Saturday, July 12, 2008

Milos: A Worthy Tasting Menu for a Birthday Treat

I don't write up a lot of restaurants, and when I do sing a restaurant's praises it is usually buried in a tasting note, but I was sufficiently impressed that I thought I should shout out this legendary Montreal institution.

Milos is high-end Greek, spanning the globe with locations in Montreal, New York and Athens. Now I've lived in Montreal for 14 years and I have never tried this place, despite numerous glowing recommendations. The reason for this oversight is simple - my wife hates seafood. The mere mention of Milos resulted in a "Milos? Oh great, maybe they will have a chicken breast for me". But I also think we sheltered a bias against high-priced Greek food - I mean, Greek is fast food (souvlaki pita, gyros), right?

Well, the surprise arrival of a babysitter on my wife's birthday sufficiently disarmed her, and her suspicious glare was greeted with a "But honey, I heard that they have really AWESOME lamb". It was a freebie, and she was kind enough to go along with it...

The restaurant had a pleasant, natural, Mediterranean feel to it with beautiful paintings and white stucco, and with fresh a evening breeze at 27 Celsius and wide open windows we could have been in the Greek Islands...

Feeling rather adventurous, my wife and I went for the tasting menu, which featured a selection of unpronounceable Greek wines (some of which were private imports) to pair with a carefully selected flight of Greek specialties. 

The first dish was the grilled octopus, stunning in its simple treatment (olive oil, onions, peppers) and grilled to perfection - no rubbery tentacles tonight. The star of the night, I could have had this for a main course (next time I might!). This was paired with a glass of 2006 Domaine Gerovassiliou, a white blend of Assyrtiko and Malagousia (50:50). 

Next up was a succulent plate of "crab cakes", perhaps a misnomer as these were a long way from cheap east coast variety, with great balance in the spiciness and not too oily (the menu claims 95% crab meat). This was paired with the 2004 Domaine Katsaros Chardonnay

My main course was a plate of grilled shrimp, skillfully paired with the 2005 Biblia Chora Areti, a wine fashioned from 100% Assyrtiko. 
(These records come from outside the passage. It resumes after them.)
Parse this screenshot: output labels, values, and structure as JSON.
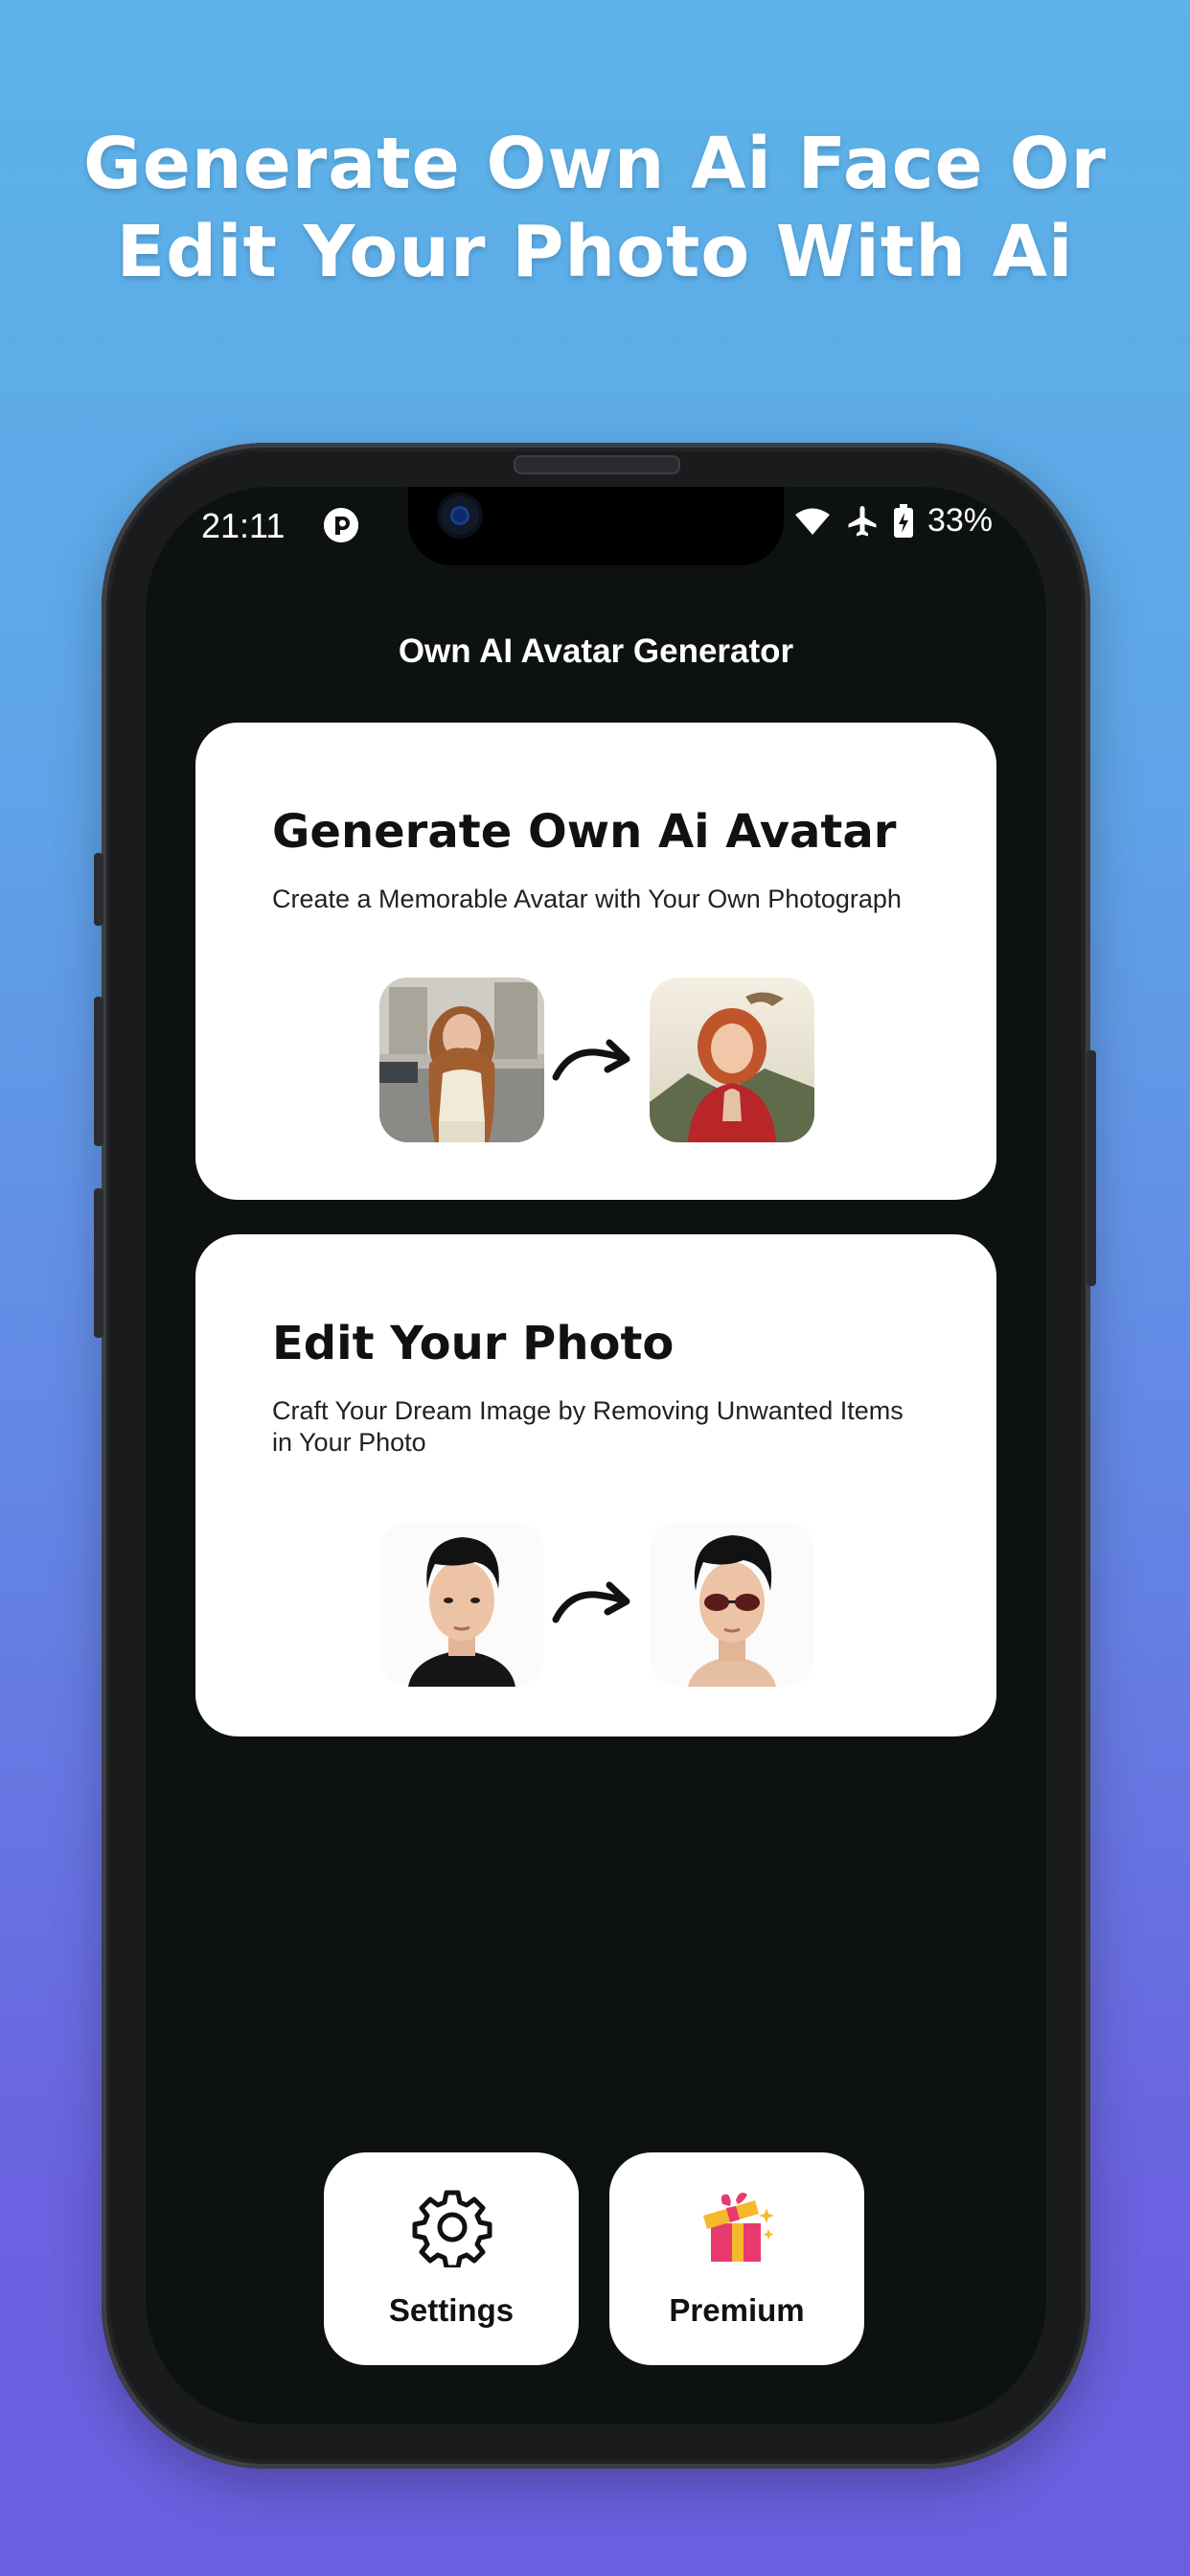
{
  "headline": {
    "line1": "Generate Own Ai Face Or",
    "line2": "Edit Your Photo With Ai"
  },
  "status_bar": {
    "time": "21:11",
    "battery": "33%"
  },
  "app": {
    "title": "Own AI Avatar Generator"
  },
  "cards": [
    {
      "title": "Generate Own Ai Avatar",
      "description": "Create a Memorable Avatar with Your Own Photograph"
    },
    {
      "title": "Edit Your Photo",
      "description": "Craft Your Dream Image by Removing Unwanted Items in Your Photo"
    }
  ],
  "bottom_buttons": {
    "settings_label": "Settings",
    "premium_label": "Premium"
  },
  "icons": {
    "settings": "gear-icon",
    "premium": "gift-icon",
    "wifi": "wifi-icon",
    "airplane": "airplane-icon",
    "battery": "battery-icon",
    "arrow": "curved-arrow-icon"
  },
  "colors": {
    "screen_bg": "#0e1112",
    "card_bg": "#ffffff",
    "gift_pink": "#e83a6e",
    "gift_yellow": "#f6b92b"
  }
}
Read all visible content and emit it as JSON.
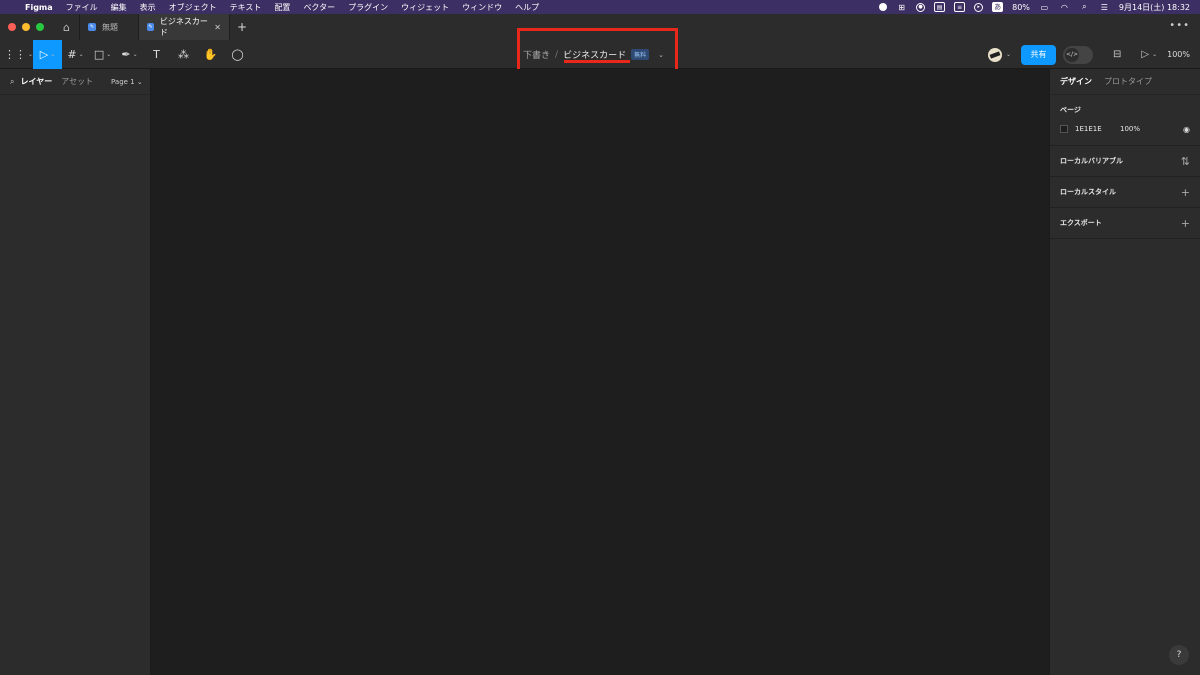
{
  "menubar": {
    "app": "Figma",
    "items": [
      "ファイル",
      "編集",
      "表示",
      "オブジェクト",
      "テキスト",
      "配置",
      "ベクター",
      "プラグイン",
      "ウィジェット",
      "ウィンドウ",
      "ヘルプ"
    ],
    "battery": "80%",
    "input_method": "あ",
    "datetime": "9月14日(土) 18:32"
  },
  "tabs": [
    {
      "label": "無題"
    },
    {
      "label": "ビジネスカード"
    }
  ],
  "breadcrumb": {
    "location": "下書き",
    "separator": "/",
    "file_name": "ビジネスカード",
    "plan_badge": "無料"
  },
  "toolbar": {
    "share_label": "共有",
    "zoom": "100%"
  },
  "left_panel": {
    "layers_tab": "レイヤー",
    "assets_tab": "アセット",
    "page_selector": "Page 1"
  },
  "right_panel": {
    "design_tab": "デザイン",
    "prototype_tab": "プロトタイプ",
    "page_section": {
      "title": "ページ",
      "bg_hex": "1E1E1E",
      "opacity": "100%"
    },
    "sections": [
      "ローカルバリアブル",
      "ローカルスタイル",
      "エクスポート"
    ]
  },
  "colors": {
    "accent": "#0d99ff",
    "highlight": "#e8281a",
    "canvas": "#1e1e1e"
  },
  "help_label": "?"
}
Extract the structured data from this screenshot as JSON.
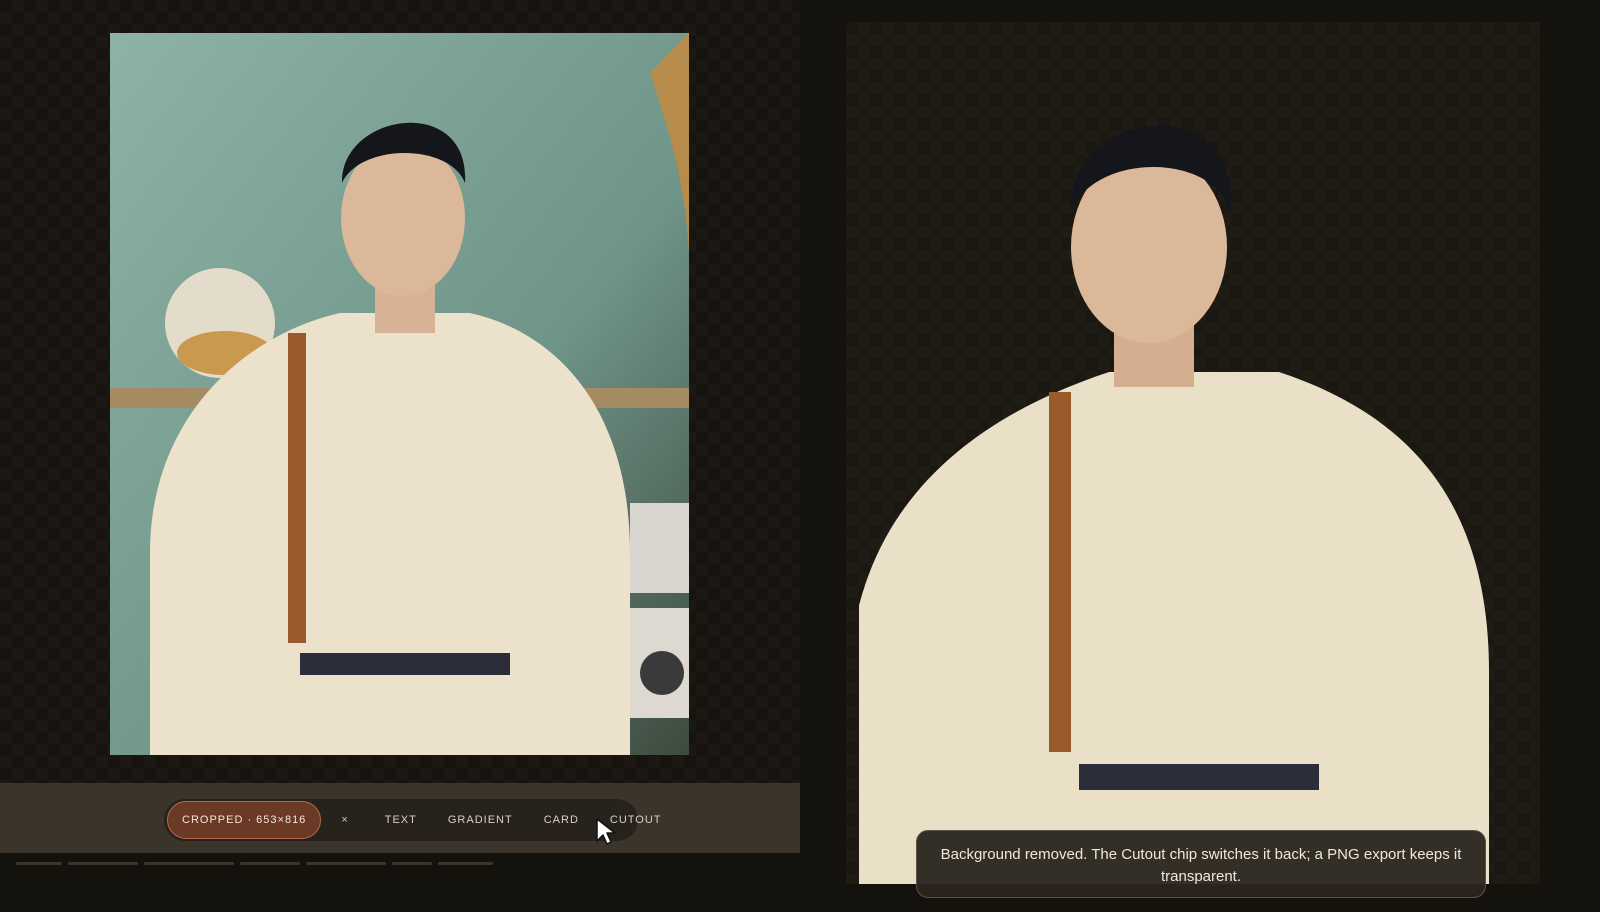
{
  "toolbar": {
    "chips": {
      "cropped": "CROPPED · 653×816",
      "clear": "×",
      "text": "TEXT",
      "gradient": "GRADIENT",
      "card": "CARD",
      "cutout": "CUTOUT"
    }
  },
  "toast": {
    "message": "Background removed. The Cutout chip switches it back; a PNG export keeps it transparent."
  },
  "colors": {
    "accent_chip": "#6a3a26",
    "accent_border": "#b4694a",
    "toolbar_bg": "#3a342b",
    "page_bg": "#14120d"
  }
}
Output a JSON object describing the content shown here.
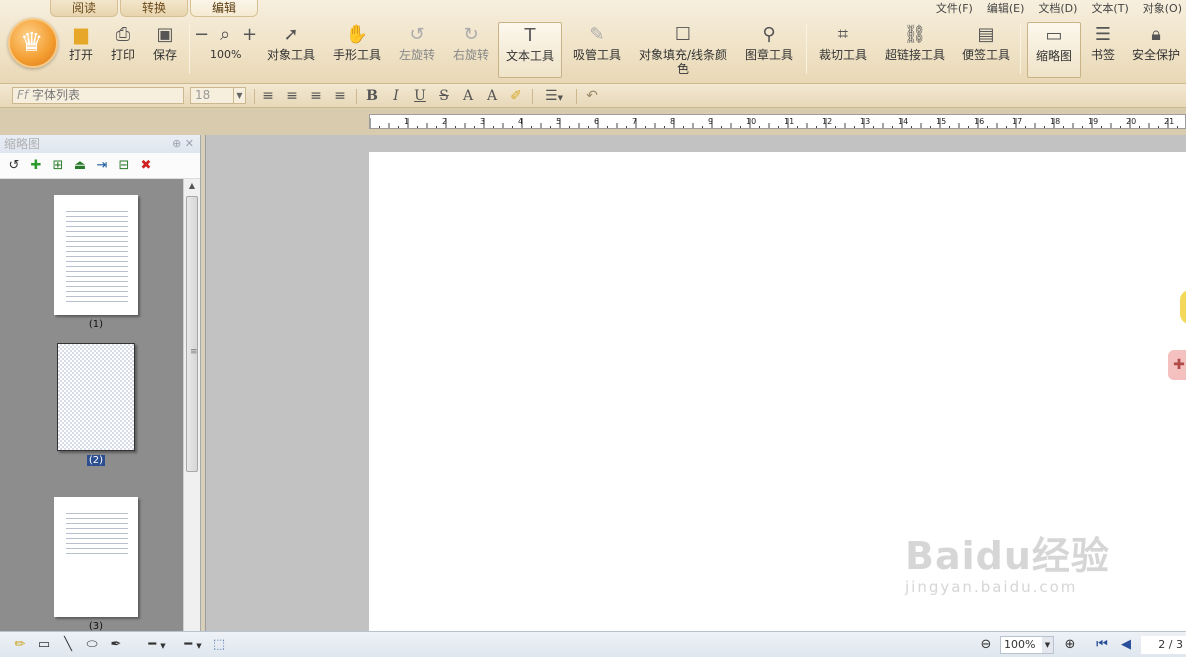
{
  "tabs": [
    "阅读",
    "转换",
    "编辑"
  ],
  "active_tab": 2,
  "menu": [
    "文件(F)",
    "编辑(E)",
    "文档(D)",
    "文本(T)",
    "对象(O)"
  ],
  "toolbar": {
    "open": "打开",
    "print": "打印",
    "save": "保存",
    "zoom_out": "−",
    "zoom_in": "+",
    "zoom": "100%",
    "object_tool": "对象工具",
    "hand_tool": "手形工具",
    "rotate_left": "左旋转",
    "rotate_right": "右旋转",
    "text_tool": "文本工具",
    "eyedropper_tool": "吸管工具",
    "fill_tool": "对象填充/线条颜色",
    "stamp_tool": "图章工具",
    "crop_tool": "裁切工具",
    "hyperlink_tool": "超链接工具",
    "note_tool": "便签工具",
    "thumbnail": "缩略图",
    "bookmark": "书签",
    "security": "安全保护"
  },
  "format": {
    "font_placeholder": "字体列表",
    "font_size": "18",
    "bold": "B",
    "italic": "I",
    "underline": "U",
    "strike": "S",
    "superscript": "A",
    "subscript": "A"
  },
  "ruler_labels": [
    "1",
    "2",
    "3",
    "4",
    "5",
    "6",
    "7",
    "8",
    "9",
    "10",
    "11",
    "12",
    "13",
    "14",
    "15",
    "16",
    "17",
    "18",
    "19",
    "20",
    "21"
  ],
  "thumb_panel": {
    "title": "缩略图",
    "pages": [
      "(1)",
      "(2)",
      "(3)"
    ],
    "selected": 1
  },
  "watermark": {
    "brand": "Baidu经验",
    "url": "jingyan.baidu.com"
  },
  "status": {
    "zoom": "100%",
    "page": "2 / 3"
  }
}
Even dessert was to die for, with the freshest, most succulent, melt-in-your-mouth Baklava I have ever tasted, delightfully paired with a Greek muscat dessert wine, the widely available NV Samos Muscat dessert wine.

As a wine guy I would have to say that none of the wines, standing on their own, "wowed" me per se, although the Assyrtiko-based wines by Gerovassiliou and Biblia Chora were particularly impressive - I do think the Greeks should play up the indigenous varieties (i.e. Assyrtiko) rather than falling into the "Chardonnay trap". But with this stunning meal the pairings were perfect, a fine reflection on the sommelier who obviously put some thought into this - I would rather have a great pairing than a great wine that doesn't work with the meal in front of me. Even the glassware was spotless and odourless (yes, I sniff the empty glasses), with a new set of glasses for each new wine.

As a food guy, I was extremely impressed. I appreciate balance in my meals, as in my wines, and everything was done just right. I especially commend the chef both for the freshness and quality of the seafood, and for the meticulous preparation - too many seafood restaurants just can't get that perfect texture with seafood. Milos did (Cafe Ferreira can, but that's for another night), and for that reason alone seafood lovers should rush to this fine establishment.   

But that comes with a price caveat - Milos did not come cheap. But impeccably grilled seafood (lamb for my wife), perfectly matched wine and exemplary service don't come cheap. 

A hearty bravo! I will be back, and next time my wife will ask to go.

2 comments:

Marcus said...

Did someone say "$20 weekday lunch special"!?

Joe said...

Yes, I seem to recall you mentioning the lunch special...I'm game!